How to Use This Checklist
This checklist is designed for engineering and operations teams preparing to move workloads from on-premise or legacy cloud environments to a modern cloud infrastructure. It is structured in three phases: assessment, planning, and migration. Work through each section in order. Items marked as blockers should be resolved before moving to the next phase.
This checklist does not prescribe a specific cloud provider or architecture. It is intended to surface gaps and decisions early — before they become delivery risks.
Phase 1: Assessment
Workload Inventory
- All applications and services are catalogued with their current hosting environment, runtime, and dependencies
- Dependencies between services are mapped — including database connections, message queues, internal APIs, and third-party integrations
- Data volumes and growth rates are documented for each workload
- Availability and recovery requirements are recorded for each service (RTO, RPO)

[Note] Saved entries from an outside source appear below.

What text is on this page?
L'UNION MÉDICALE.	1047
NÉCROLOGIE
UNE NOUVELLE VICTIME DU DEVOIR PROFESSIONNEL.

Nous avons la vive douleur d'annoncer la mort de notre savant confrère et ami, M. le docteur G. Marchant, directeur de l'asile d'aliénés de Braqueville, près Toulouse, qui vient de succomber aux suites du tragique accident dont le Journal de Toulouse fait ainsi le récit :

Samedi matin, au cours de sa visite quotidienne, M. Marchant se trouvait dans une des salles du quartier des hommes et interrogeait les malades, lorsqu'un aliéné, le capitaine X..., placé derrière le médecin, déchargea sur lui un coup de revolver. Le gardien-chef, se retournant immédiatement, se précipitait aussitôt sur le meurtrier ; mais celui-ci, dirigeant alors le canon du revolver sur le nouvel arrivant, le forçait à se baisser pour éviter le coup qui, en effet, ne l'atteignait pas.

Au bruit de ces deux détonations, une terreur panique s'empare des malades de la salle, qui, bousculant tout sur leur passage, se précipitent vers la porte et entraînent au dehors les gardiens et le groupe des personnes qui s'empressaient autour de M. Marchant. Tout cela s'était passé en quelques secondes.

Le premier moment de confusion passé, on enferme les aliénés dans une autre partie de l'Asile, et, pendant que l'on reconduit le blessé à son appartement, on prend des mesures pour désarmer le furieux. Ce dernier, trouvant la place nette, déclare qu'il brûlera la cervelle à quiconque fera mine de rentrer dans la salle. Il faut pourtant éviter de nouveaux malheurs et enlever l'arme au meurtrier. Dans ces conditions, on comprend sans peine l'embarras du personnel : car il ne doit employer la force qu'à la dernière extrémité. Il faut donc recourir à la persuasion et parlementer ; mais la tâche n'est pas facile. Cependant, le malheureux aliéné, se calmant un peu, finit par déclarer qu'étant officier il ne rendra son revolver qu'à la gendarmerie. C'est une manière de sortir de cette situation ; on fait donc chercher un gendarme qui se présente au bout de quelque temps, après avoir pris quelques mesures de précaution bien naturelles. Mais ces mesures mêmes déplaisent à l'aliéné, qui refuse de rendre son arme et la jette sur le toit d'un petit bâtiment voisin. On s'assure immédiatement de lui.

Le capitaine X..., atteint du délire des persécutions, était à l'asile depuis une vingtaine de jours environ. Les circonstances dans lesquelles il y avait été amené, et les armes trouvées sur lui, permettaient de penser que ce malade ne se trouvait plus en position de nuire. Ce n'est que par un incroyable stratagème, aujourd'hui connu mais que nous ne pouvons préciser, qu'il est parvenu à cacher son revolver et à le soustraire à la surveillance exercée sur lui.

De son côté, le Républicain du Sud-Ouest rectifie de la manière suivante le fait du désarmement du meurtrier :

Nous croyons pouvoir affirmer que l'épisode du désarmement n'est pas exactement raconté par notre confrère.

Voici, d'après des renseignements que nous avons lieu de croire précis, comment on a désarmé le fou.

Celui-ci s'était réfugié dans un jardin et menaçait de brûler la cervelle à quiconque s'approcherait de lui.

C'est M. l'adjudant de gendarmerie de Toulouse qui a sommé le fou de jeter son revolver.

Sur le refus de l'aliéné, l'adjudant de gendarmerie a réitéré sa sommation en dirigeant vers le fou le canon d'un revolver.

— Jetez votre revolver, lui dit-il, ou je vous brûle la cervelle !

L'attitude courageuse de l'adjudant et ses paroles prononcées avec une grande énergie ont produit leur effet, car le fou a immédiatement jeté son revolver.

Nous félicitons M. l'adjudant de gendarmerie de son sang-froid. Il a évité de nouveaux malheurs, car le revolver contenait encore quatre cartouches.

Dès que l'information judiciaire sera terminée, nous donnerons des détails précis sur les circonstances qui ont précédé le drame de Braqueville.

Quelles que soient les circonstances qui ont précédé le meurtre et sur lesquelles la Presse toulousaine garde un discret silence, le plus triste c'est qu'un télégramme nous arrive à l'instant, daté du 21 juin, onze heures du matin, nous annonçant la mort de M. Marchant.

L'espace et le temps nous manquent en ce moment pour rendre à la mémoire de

- Compliance requirements affecting data residency, encryption, or access logging are identified
Current State Evaluation
- Infrastructure-as-code coverage is assessed — what is managed by code vs. managed manually
- Existing CI/CD pipelines are reviewed for compatibility with target cloud environments
- Secrets management practices are reviewed — no credentials stored in source code or unencrypted configuration files
- Logging and monitoring coverage is assessed across all services
- Current deployment frequency and lead time are documented as a baseline for comparison post-migration
Decision: Lift-and-Shift vs. Re-Architecture
- For each workload, a disposition is assigned: lift-and-shift, re-platform, re-architect, or retire
- Re-architecture candidates are scoped separately — they require more planning time and carry higher delivery risk
- Retire candidates are confirmed with business stakeholders before proceeding
Phase 2: Planning
Team and Ownership
- A named delivery lead is assigned with clear accountability for migration outcomes
- Each workload or workload group has a named technical owner
- Escalation paths are defined — who approves architecture changes, who resolves cost overruns, who owns rollback decisions
- Stakeholders who need milestone visibility are identified and communication cadence is agreed
Architecture and Infrastructure
- Target cloud region(s) are selected based on latency, compliance, and cost requirements
- Network topology is designed — VPCs, subnets, peering, ingress/egress controls
- Identity and access management model is designed — roles, service accounts, least-privilege policies
- Compute sizing is estimated for initial deployment, with a plan to right-size after observing production load
- Storage strategy is defined — object storage, block storage, managed databases, backup retention
- Infrastructure-as-code tooling is selected (e.g., Terraform, CDK, Pulumi) and a module structure is agreed
Cost and Governance
- Budget estimates are documented for the migration period and steady-state operation
- Cost alerting thresholds are configured in the target environment before any workloads are deployed
- Tagging strategy is defined — all resources will be tagged with owner, environment, and workload identifiers
- Reserved capacity or savings plans are evaluated for predictable workloads
Runbooks and Rollback
- A runbook exists for each planned migration event — including pre-migration checks, migration steps, validation steps, and rollback procedure
- Rollback procedures are tested in a non-production environment before the migration window
- A communications plan is prepared for planned downtime or degraded service windows
- Go/no-go criteria are defined for each migration event
Phase 3: Migration
Pre-Migration
- Target environment is provisioned and validated in a staging configuration before production migration begins
- Data migration tooling is tested with a representative sample before full migration
- Access controls in the target environment are verified against the least-privilege model
- Monitoring and alerting are active in the target environment before traffic is shifted
Execution
- Each workload is migrated according to its runbook
- Validation steps are completed and documented for each migrated workload
- Traffic cutover is performed incrementally where possible — route a percentage of traffic to the target environment before full cutover
- Rollback is exercised if validation fails; the rollback procedure is not skipped to meet a schedule
Post-Migration
- All production workloads are confirmed running and meeting availability requirements in the target environment
- Legacy infrastructure is documented but not deleted for a minimum agreed retention period
- Cost actuals are reviewed against estimates within the first billing cycle
- A post-migration retrospective is conducted and findings are documented
- Monitoring baselines are updated to reflect the new environment
Common Gaps That Delay Cloud Migrations
Incomplete dependency mapping. Services that appear isolated often have hidden dependencies — a shared database, a legacy authentication service, or a third-party integration that only works from a specific IP range. Discovering these during a migration window rather than during planning is the most common source of delay.
Secrets sprawl. Credentials embedded in application configuration files, deployment scripts, or environment variables outside a secrets manager create blockers during migration and security risks post-migration. Inventory and rotate all credentials before the migration begins.
Untested rollback procedures. Rollback plans that exist on paper but have never been executed under time pressure are not reliable. Run a rollback rehearsal in a staging environment before every significant migration window.
Skipped right-sizing. Over-provisioning to ensure migration success is reasonable, but leaving over-provisioned infrastructure in place for months after migration is avoidable cost. Schedule a right-sizing review for 30 and 90 days after each workload migration completes.